Однажды ей вообще не удалось пробиться внутрь сквозь шум и маету дня. Под утро она поймала себя на том, что всю ночь прокручивала в голове наставления адвоката, пререкалась с конвоирами, писала, не вникая в смысл, очередное заявление.
«Где ты, мой ангел?» – попыталась ужаснуться Санька.

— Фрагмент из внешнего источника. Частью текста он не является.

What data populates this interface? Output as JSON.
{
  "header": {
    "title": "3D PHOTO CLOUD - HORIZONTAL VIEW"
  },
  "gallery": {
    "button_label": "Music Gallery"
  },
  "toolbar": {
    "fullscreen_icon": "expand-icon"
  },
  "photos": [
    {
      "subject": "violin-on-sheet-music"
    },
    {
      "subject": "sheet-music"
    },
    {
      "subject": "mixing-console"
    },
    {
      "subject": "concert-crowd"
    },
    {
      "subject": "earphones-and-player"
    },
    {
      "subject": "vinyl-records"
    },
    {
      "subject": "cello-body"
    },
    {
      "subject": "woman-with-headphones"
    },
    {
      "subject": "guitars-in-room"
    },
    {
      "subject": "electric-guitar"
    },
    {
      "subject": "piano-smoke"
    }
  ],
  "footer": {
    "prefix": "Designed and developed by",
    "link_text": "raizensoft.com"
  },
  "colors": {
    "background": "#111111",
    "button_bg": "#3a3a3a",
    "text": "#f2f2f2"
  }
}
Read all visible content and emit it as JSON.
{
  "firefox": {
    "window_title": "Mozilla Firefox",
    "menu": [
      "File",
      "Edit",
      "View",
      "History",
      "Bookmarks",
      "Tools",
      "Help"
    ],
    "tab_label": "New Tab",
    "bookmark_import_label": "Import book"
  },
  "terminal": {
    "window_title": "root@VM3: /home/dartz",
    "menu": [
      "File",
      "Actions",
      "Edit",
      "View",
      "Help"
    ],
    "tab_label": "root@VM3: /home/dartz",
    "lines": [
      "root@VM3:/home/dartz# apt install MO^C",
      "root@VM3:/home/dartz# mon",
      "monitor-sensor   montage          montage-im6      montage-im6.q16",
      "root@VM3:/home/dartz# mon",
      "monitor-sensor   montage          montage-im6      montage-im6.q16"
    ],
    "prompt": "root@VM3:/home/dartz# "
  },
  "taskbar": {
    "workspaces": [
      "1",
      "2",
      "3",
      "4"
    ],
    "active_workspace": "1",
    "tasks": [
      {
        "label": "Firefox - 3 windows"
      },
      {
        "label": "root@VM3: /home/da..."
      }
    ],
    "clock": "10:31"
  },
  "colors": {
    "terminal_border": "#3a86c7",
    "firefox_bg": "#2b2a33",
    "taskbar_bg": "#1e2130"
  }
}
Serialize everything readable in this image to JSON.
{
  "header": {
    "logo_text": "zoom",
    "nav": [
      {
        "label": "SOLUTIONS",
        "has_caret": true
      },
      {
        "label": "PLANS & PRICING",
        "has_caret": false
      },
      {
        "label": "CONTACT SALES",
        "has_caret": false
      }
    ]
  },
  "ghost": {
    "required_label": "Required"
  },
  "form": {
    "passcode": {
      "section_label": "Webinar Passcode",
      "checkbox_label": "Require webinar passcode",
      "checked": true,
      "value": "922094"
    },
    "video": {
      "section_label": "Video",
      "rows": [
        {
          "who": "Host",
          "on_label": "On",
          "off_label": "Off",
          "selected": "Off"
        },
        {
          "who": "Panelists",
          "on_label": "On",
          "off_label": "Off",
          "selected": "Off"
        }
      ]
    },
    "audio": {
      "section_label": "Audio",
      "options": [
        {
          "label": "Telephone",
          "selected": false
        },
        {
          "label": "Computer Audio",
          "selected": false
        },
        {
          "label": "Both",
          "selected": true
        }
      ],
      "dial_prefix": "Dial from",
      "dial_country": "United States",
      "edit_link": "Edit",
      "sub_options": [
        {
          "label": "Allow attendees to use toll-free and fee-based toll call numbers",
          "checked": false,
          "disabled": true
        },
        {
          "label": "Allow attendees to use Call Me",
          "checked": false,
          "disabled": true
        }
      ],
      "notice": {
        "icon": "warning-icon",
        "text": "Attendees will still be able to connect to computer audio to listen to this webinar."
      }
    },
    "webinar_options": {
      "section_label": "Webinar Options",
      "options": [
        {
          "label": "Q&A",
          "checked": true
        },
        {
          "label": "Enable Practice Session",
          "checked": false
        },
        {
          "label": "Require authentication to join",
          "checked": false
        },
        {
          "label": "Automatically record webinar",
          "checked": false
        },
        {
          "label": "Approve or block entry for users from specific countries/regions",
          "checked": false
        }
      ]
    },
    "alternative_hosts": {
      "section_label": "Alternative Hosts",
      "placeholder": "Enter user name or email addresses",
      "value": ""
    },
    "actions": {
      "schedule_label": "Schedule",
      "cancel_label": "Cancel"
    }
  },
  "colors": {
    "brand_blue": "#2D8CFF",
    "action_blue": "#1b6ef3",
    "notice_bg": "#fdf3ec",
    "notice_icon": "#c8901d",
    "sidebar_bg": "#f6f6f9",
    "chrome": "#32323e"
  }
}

Но в голове вместо этого всплыл обрывок недавнего разговора с Идой Моисеевной, рифмовавшийся с каким-то далеким воспоминанием, которое Санька никак не могла выудить из памяти, и это почему-то беспокоило ее гораздо больше, чем невозможность вспомнить лицо любимого: «Мы начинали из глубокого минуса. Вы – добрались до нуля. Ваши дети уже берут старт из плюса: есть шанс, что они будут нормальными людьми. На самом деле вся надежда лишь на это. Я, конечно, борюсь, я по-другому не умею, нас же воспитывали героями. Но я сознаю, что исцелит нас только время. Разумеется, при условии, что оно будет более-менее мирным, без страшных исторических потрясений. Но это вряд ли».